The Indian Council for Medical Research (ICMR) confirmed today that it had not received Phase 3 efficacy or effectiveness data of one of the Covid vaccines that the government’s drug regulator has cleared for emergency use.
Asked specifically to comment on the efficacy of Covaxin, the drug manufactured by Bharat Biotech, Dr Balram Bhargava, the Director General of the Indian Council of Medical Research, told NDTV, ”The indicators are that it has a very high efficacy,” but declined to provide any specific detail. An efficacy report, he said, ”would be (available) within weeks.”
Dr Bhargava did, however, explain that preliminary data for Covaxin had been generated from ”animal studies, small animals and large animals” and that there is efficacy data from Phase 1 and Phase 2 trials which have showcased ”a tremendous amount of immunogenicity and safety data.”
The other drug which has been cleared today is the Oxford/AstraZeneca vaccine being manufactured by the Serum Institute of India.
”Pfizer, Moderna and Astra-Zeneca-Oxford – these are the only three vaccines which have proven to work,” said Adar Poonawalla, the chief of Pune-based Serum Institute. ”Everything else has proven to be safe – just like water is safe. But the efficacy — to know how well a vaccine works — 70%, 90%, 80% – has only been proven in these three vaccines.”

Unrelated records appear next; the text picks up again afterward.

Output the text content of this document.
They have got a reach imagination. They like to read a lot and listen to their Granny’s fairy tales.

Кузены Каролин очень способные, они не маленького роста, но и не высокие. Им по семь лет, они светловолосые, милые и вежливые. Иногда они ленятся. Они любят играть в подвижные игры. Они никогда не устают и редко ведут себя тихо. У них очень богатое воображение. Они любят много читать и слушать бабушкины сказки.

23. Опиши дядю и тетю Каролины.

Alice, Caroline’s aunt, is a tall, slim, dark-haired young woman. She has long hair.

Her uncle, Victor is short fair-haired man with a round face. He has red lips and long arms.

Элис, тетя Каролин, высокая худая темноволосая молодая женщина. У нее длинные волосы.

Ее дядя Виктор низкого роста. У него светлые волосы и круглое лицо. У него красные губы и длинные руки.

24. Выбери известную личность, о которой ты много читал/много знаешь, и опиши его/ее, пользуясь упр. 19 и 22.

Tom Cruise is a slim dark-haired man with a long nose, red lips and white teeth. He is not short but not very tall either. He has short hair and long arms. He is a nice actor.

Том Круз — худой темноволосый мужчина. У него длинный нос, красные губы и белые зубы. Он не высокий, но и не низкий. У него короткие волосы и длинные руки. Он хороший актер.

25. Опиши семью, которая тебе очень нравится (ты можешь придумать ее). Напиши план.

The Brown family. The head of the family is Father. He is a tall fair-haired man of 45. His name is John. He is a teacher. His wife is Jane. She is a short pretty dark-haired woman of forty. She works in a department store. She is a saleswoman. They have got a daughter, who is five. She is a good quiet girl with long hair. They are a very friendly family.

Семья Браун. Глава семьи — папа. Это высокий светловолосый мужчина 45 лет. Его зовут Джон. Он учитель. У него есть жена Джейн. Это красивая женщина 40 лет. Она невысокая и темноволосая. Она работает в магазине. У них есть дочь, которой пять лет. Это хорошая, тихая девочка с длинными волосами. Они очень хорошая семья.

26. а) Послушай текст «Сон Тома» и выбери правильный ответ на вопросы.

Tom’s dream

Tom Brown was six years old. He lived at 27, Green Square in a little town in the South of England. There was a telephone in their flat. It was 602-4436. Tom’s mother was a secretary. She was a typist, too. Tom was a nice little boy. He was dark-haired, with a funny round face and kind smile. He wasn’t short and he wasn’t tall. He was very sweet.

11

In a statement this evening, Chairman and Managing Director of Bharat Biotech Dr Krishna Ella said, “COVAXIN has generated excellent safety data with robust immune responses to multiple viral proteins that persist.”
“The Phase III human clinical trials of COVAXIN began mid-November, targeted to be done in “26,000” volunteers across India, this is India’s first and only Phase III efficacy study for a COVID-19 vaccine, and the largest phase III efficacy trial ever conducted for any vaccine in India. COVAXIN has been evaluated in approximately 1000 subjects in Phase I and Phase II clinical trials, with promising safety and immunogenicity results, with acceptance in international peer reviewed scientific journals,” read the statement from Bharat Biotech.
The two vaccines that got approval today could be rolled out within a week, though the health ministry has to take the final call, Dr Bhargava said. The government is yet to announce a date for the vaccine launch.
Asked when the rollout will happen, he said it should happen very soon.
“Both these companies have been stockpiling. Both these companies have been getting their bottling done… It (the vaccination) had a dry run recently. So from that perspective we are ready to roll it out very, very soon,” Mr Bhargava told NDTV.
Pressed for an exact date, he said, “The Health Ministry will be in the best position to comment on the exact date… but I think within a week we should be able to definitely start rolling it out”.
Mr Bhargava said the government has taken a “pro-active and pre-emptive approach” with the UK variant of the virus — believed to be 70 per cent more infectious — surfacing in the country.
Dr Randeep Guleria, the chief of Delhi’s All-India Institute of Medical Sciences, suggested that for the next few weeks, the Serum Institute vaccine that will be the main vaccine and Bharat Biotech will remain as “backup for emergency use”.